To compute its thermochemistry at its own size-appropriate (granular) adaptive level, set thermo_at_own_level=True on a species. ARC will then create an autonomous, relabeled copy of the species to be computed at the reaction-wide level and used by the reaction, while the original species will keep its own level for thermochemistry.
| if i and atom_ranges[i-1][1] + 1 != atom_ranges[i][0]: | ||
| raise InputError(f'Atom ranges of adaptive levels must be consecutive. ' | ||
| f'Got:\n{list(adaptive_levels.keys())}') | ||
| raise InputError(f'Atom ranges of adaptive levels must be consecutive. Got:\n{atom_ranges}') |
There was a problem hiding this comment.
What happens if the first range doesn't start at 0 or 1, or at the lowest heavy atoms count? Is it allowed (as opposed to not finishing with inf)?

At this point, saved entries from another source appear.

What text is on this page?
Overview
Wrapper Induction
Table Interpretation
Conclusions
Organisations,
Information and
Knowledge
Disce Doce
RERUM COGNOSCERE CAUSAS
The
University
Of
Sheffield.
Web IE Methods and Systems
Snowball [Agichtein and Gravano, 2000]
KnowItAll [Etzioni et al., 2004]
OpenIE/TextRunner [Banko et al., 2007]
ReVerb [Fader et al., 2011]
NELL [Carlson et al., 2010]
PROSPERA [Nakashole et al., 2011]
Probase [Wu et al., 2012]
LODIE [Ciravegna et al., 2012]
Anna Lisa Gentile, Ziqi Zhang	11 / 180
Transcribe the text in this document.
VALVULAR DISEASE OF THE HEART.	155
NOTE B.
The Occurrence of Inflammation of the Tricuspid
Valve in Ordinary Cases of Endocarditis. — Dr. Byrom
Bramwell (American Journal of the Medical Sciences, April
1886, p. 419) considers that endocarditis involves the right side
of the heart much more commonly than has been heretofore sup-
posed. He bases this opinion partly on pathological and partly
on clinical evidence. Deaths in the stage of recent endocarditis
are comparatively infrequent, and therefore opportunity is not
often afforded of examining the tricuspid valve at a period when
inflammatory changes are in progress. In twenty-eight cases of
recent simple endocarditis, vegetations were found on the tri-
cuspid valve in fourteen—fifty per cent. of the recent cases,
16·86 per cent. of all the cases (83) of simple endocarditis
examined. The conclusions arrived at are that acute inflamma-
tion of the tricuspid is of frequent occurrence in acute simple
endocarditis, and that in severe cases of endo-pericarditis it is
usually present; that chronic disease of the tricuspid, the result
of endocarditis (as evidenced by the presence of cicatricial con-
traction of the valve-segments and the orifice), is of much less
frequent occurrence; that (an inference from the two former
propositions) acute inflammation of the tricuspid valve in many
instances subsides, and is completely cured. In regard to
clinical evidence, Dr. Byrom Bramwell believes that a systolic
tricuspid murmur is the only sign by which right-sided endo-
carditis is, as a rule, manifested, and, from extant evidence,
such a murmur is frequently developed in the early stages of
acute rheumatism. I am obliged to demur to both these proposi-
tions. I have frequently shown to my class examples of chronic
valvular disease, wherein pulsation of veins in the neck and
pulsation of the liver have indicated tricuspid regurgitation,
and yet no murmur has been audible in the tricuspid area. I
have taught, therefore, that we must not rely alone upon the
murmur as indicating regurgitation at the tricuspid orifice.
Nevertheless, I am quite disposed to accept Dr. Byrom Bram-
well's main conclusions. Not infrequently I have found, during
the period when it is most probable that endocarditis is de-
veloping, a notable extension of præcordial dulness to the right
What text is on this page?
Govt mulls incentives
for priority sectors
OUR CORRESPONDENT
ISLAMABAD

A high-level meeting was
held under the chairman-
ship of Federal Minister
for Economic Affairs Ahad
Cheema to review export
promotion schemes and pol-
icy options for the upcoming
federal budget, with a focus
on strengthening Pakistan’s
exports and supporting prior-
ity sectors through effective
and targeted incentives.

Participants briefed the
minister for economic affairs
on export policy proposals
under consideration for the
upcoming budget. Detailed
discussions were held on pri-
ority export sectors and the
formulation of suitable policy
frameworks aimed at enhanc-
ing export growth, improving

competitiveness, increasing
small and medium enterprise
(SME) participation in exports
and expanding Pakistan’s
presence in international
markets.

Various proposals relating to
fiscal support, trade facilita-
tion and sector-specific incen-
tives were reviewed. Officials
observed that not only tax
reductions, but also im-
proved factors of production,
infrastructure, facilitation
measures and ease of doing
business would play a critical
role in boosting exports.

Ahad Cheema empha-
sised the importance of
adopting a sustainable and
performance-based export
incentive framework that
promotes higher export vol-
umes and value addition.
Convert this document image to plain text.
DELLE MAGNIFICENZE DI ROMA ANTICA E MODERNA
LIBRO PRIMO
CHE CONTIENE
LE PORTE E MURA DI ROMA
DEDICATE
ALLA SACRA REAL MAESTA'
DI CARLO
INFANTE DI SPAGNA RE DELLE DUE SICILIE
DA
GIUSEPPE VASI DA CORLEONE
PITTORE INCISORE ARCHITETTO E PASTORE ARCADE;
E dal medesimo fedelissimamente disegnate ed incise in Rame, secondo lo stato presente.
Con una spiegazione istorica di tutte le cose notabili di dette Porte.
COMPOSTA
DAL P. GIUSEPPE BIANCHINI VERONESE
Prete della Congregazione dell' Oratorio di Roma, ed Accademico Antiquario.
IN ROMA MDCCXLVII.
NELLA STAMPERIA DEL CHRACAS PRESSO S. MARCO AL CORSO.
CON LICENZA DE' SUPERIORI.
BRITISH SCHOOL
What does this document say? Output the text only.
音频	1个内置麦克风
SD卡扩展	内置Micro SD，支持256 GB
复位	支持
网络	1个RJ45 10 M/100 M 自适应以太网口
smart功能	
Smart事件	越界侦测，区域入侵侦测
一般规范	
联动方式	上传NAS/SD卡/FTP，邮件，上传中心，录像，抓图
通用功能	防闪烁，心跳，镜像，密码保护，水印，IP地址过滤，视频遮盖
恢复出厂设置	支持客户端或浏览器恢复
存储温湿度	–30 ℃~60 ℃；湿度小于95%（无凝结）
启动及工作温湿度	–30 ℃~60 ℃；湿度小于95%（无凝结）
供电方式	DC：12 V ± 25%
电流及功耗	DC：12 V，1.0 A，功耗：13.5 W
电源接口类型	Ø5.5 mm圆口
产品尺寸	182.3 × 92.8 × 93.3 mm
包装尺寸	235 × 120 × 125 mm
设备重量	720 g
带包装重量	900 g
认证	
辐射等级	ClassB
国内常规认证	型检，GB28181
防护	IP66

| f'the reaction internally consistent.') | ||
| copy_label = check_label(f'{label}_TS{rxn_index}')[0] | ||
| if copy_label not in self.species_dict: | ||
| copy_spc = spc.copy() |
There was a problem hiding this comment.
The copied reaction participant should probably have thermo_at_own_level reset to False. Since spc.copy() preserves the original setting, a thermo_at_own_level=True source creates a copy that still opts into copy behavior. On restart, _apply_adaptive_reaction_levels() can see the copy as needing its own copy and relabel, duplicating species across restarts.
| logger.warning(f'Species {label} participates in reactions on different adaptive level ' | ||
| f'grains, creating a dedicated copy of it for reaction {rxn.label} to keep ' | ||
| f'the reaction internally consistent.') | ||
| copy_label = check_label(f'{label}_TS{rxn_index}')[0] |
There was a problem hiding this comment.
This should guard against label collisions. If {label}_TS{rxn_index} already exists but is not the copy created for this reaction, the reaction will silently point to an unrelated species. Is there a way to validate that an existing label is the intended adaptive-level copy?
Two fixes to
adaptive_levels(adaptive level-of-theory), from the roadmap.1. YAML-usable schema
adaptive_levelsrequired Python tuple keys ((1,6),(7,'inf')) thatyaml.safe_loadcan't produce, so it was unusable from an input file. It nowtakes a list of entries, and round-trips through restart:
2. Reaction-consistent levels
Levels were picked per species from its own heavy-atom count, so a reaction's
large TS and its small wells could land on different grains, mixing levels of
theory across the barrier. Each reaction is now keyed by its (conserved)
heavy-atom count, and all of its species are evaluated at that one level.
New per-species thermo_at_own_level flag (default False): set True to
compute a species' thermo at its own granular level — ARC then makes an
autonomous relabeled copy for the reaction so the barrier stays consistent.